Room 104 excels in maximizing an array of voices. Not all of the episodes are outright successes, but they do showcase the new talent brought in to build them.
As with any anthology series, the results are incredibly hit and miss but I appreciate the effort from the front of the room to the back. ... So even though I didn’t like at least half of this sextet, I’m eager to see the other six.
With each episode being a different story that takes place in a motel room, it shouldn't be a surprise that Room 104 is wildly inconsistent. There are some great episodes in the first season, and there are some pretty terrible episodes as well. I'm not even really sure who this show is for, since it's so all over the place. It's quite an experience, though.
My rating is based only on the first two enjoyably dark and twisty episodes.
It does however seem similar in premise and tone to the UK series 'Inside No.9', and the remaining episodes will have to go some way to match the consistently inventive plots that No.9 continues to come up with.
Fingers crossed though.
Not every Room 104 story worked for me, but I’m glad I kept going long enough to make it to the dance episode, and the best ones were so powerful that I’ll happily gamble a half-hour at a time on the others. This one simple hotel room can become anything, and when it turns into just the right thing, look out.
The worst thing about Room 104 is that it’s completely inconsistent. The most satisfying episodes function like one-act plays, with well-structured narrative arcs and twists and reveals. The most irritating ones feel overly self-indulgent—transparent opportunities for the writers (Mark Duplass wrote seven out of 12) and directors (a notably diverse group) to play around with form. Still, there’s something thrilling about a show that’s so eager to experiment.
While some of the episodes--I have not seen all 12--show flashes of creativity, there is something synthetic about the series, like a hotel room’s pretend hominess.
There's something remote and stiflingly preordained about the series, which suggests Playhouse 90 cocooned in a derivative formal polish that stripes it of grit and uncertainty.
The series brandishes a consistent lack of imagination when it comes to exploring the troubled woman who falls in with a religious cult or the lonely, lost Mormon boys who feel at a distance from their strict faith. By putting focus on the circumstances they find themselves in over the people they are, the series produces little more than cheap thrills.
Considering what's available to watch right now, this show is pretty darn good. I've always been a fan of anthologies and short stories, whether written or in film, but most are a bit one-note (American Horror Story has sadly decayed to that point). I feel the point of the anthology format is to experience as much diversity as possible from one story to the next, and they've achieved that here.
The fact that the stories are rooted in reality and not ghost/vampire/time travel/etc makes it unique, and it's apparently a conscious choice to help differentiate itself. It works well most of the time, by far.
At its best, it takes you on a surprisingly diverse emotional ride within the confines of a hotel room. It's almost enough of a reason to keep HBO after Game of Thrones is finished.
...Almost.
Edit: I came back after the dancing housekeeping maid episode to lower the score.
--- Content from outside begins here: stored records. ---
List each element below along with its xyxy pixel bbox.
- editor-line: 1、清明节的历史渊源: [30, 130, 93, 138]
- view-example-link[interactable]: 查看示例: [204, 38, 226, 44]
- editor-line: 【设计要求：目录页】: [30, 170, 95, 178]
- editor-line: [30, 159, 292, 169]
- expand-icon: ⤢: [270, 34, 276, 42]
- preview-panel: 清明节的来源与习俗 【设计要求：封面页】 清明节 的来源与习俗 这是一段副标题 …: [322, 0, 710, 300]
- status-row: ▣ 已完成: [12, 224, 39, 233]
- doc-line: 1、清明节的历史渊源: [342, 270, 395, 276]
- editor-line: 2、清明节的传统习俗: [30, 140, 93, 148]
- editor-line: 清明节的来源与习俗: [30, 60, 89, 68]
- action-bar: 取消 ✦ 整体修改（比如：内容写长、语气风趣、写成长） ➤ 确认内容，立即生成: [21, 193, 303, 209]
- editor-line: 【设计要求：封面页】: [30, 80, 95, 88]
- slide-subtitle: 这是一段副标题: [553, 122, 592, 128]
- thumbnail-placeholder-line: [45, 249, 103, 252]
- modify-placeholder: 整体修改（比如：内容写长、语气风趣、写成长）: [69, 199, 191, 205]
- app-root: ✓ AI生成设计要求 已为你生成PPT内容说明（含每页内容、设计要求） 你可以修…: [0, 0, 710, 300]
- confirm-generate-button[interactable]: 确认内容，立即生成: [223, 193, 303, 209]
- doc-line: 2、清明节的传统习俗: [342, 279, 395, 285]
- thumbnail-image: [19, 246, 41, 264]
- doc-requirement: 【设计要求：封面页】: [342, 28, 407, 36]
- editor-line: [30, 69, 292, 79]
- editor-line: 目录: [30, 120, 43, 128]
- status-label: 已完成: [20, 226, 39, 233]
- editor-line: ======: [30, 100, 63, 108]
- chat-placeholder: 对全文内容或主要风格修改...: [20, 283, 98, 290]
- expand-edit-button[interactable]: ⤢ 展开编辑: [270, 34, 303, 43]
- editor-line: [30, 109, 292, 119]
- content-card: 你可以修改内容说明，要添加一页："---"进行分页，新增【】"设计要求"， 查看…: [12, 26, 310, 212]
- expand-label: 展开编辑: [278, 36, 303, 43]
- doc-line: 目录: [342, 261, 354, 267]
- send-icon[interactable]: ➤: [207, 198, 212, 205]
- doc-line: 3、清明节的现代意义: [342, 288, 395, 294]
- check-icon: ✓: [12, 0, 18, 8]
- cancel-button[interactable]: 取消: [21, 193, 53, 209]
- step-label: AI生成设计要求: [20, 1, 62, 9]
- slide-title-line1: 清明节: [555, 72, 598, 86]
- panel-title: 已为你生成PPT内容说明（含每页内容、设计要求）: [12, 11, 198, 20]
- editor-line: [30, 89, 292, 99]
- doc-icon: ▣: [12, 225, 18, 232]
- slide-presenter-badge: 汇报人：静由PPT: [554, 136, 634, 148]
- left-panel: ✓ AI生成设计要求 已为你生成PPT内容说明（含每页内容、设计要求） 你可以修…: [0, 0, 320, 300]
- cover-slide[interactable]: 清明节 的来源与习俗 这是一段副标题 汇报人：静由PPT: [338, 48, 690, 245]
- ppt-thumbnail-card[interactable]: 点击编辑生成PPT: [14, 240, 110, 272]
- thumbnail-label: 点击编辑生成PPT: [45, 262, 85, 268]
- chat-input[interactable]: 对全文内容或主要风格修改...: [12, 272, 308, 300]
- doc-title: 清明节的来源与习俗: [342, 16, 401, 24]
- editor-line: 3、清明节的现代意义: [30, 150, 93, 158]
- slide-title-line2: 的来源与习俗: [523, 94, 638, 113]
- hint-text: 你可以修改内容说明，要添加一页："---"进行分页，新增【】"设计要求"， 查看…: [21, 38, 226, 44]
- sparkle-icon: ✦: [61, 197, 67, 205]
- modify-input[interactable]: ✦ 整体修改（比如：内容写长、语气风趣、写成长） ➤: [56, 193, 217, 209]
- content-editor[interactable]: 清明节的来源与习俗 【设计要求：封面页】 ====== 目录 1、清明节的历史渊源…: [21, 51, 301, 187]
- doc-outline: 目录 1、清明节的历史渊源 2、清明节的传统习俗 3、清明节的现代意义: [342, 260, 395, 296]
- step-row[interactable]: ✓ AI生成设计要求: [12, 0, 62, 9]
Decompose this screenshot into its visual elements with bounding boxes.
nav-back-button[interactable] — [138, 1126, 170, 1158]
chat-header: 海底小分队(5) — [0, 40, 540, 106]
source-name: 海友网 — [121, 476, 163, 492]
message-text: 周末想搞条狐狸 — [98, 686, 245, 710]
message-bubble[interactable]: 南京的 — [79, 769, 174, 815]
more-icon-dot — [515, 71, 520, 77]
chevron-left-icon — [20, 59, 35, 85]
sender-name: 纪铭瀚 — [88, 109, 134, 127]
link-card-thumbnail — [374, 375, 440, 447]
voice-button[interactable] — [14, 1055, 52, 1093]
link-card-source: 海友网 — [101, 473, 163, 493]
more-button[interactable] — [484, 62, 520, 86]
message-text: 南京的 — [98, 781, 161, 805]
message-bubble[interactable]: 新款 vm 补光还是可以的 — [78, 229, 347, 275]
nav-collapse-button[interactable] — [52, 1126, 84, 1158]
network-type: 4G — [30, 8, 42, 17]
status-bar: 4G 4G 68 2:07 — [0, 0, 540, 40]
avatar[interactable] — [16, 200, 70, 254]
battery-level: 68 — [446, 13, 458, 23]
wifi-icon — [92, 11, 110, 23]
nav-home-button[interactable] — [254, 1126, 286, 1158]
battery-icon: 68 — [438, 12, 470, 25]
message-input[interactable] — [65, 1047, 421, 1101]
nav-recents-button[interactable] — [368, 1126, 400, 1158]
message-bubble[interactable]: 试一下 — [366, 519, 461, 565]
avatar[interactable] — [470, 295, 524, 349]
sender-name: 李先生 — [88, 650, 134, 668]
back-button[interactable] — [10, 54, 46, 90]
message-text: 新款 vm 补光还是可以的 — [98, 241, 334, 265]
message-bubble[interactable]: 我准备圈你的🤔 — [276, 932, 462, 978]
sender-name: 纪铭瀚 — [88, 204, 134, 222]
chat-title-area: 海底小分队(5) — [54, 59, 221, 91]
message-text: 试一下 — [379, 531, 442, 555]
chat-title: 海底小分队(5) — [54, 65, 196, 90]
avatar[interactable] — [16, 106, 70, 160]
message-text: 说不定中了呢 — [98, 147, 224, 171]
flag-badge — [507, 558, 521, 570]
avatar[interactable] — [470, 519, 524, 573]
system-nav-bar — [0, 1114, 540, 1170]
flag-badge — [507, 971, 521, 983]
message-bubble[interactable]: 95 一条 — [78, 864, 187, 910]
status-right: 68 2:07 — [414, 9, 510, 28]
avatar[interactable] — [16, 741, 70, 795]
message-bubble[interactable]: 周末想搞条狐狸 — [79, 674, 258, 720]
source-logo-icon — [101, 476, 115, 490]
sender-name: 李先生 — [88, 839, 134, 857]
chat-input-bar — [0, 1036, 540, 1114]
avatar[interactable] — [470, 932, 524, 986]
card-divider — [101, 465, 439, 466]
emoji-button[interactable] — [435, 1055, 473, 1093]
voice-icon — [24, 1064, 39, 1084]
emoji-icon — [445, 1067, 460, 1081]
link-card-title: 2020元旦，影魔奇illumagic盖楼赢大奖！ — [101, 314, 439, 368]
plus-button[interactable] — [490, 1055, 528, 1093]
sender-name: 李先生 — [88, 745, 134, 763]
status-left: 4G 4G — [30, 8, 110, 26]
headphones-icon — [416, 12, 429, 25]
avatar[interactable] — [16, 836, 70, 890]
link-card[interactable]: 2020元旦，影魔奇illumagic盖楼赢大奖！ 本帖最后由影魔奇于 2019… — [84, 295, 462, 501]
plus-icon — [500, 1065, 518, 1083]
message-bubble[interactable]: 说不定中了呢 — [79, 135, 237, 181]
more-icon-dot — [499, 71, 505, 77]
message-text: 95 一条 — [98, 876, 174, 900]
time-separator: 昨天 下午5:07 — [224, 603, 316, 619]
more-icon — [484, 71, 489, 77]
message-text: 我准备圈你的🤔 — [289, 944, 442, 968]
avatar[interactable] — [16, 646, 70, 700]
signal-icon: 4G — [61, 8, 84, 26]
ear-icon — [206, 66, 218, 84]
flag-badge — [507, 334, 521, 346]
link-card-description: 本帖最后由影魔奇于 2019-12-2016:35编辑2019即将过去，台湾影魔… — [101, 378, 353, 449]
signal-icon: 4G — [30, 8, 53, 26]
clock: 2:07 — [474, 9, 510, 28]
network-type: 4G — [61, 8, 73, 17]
If we wanted to watch mediocre dancing, we'd do just that.
Edit again: I came back (again) to lower the score even more. I'm really confused by the high quality of some episodes and the abysmally low quality of others.
I wanted to hate this show because of the lingering bad taste in my mouth from the Duplass Bros. awful, lazy, rip-roaringly illogical movie "Good Time."
I admit that it's better than I anticipated but still misses the mark. I've watched the first 3 and the only one that was fully formed was The Pizza Guy ... even though the twist at the end was telegraphed.
The others had huge gaps in logic and instead of explaining what was going on we're just supposed to think, "that doesn't make any sense, but it's weird, so it must be cool." But it's not and we don't.
My expectations have completely failed. Screenwriters promised various interesting stories that each series will be unique also in the genre. But after 3 series I don't understand, whether I in general looked. If the first series about spirit of boys of twins still was more or less normal, then the 2 and 3 series a frank trash. I don't advise to spend the time for these series.
It gets worse every week. I was really interested in the concept and it had so much potential. Not once did I ever say I want to watch someone talk to their mom on the phone for 20 minutes on how to work a computer. And now that I have seen that, I never want to do it again. The first two episodes had interesting arcs that had me kept watching, but each week it continues to get worse.
This show just made me want to watch "Four Rooms" again to remember what the "weird **** happening in a hotel room" idea looks like when well executed. None of the episodes so far impressed, but the last one ("The Internet"), was horrible. Just 20 minutes of a kid trying to explain to his mom how to use a computer. It's a bummer because there was a lot of potential in the idea and I really wanted to like it. I suggest they fire the entire staff and reboot. Maybe hire the people who did "Stranger Things" or "Black Mirror".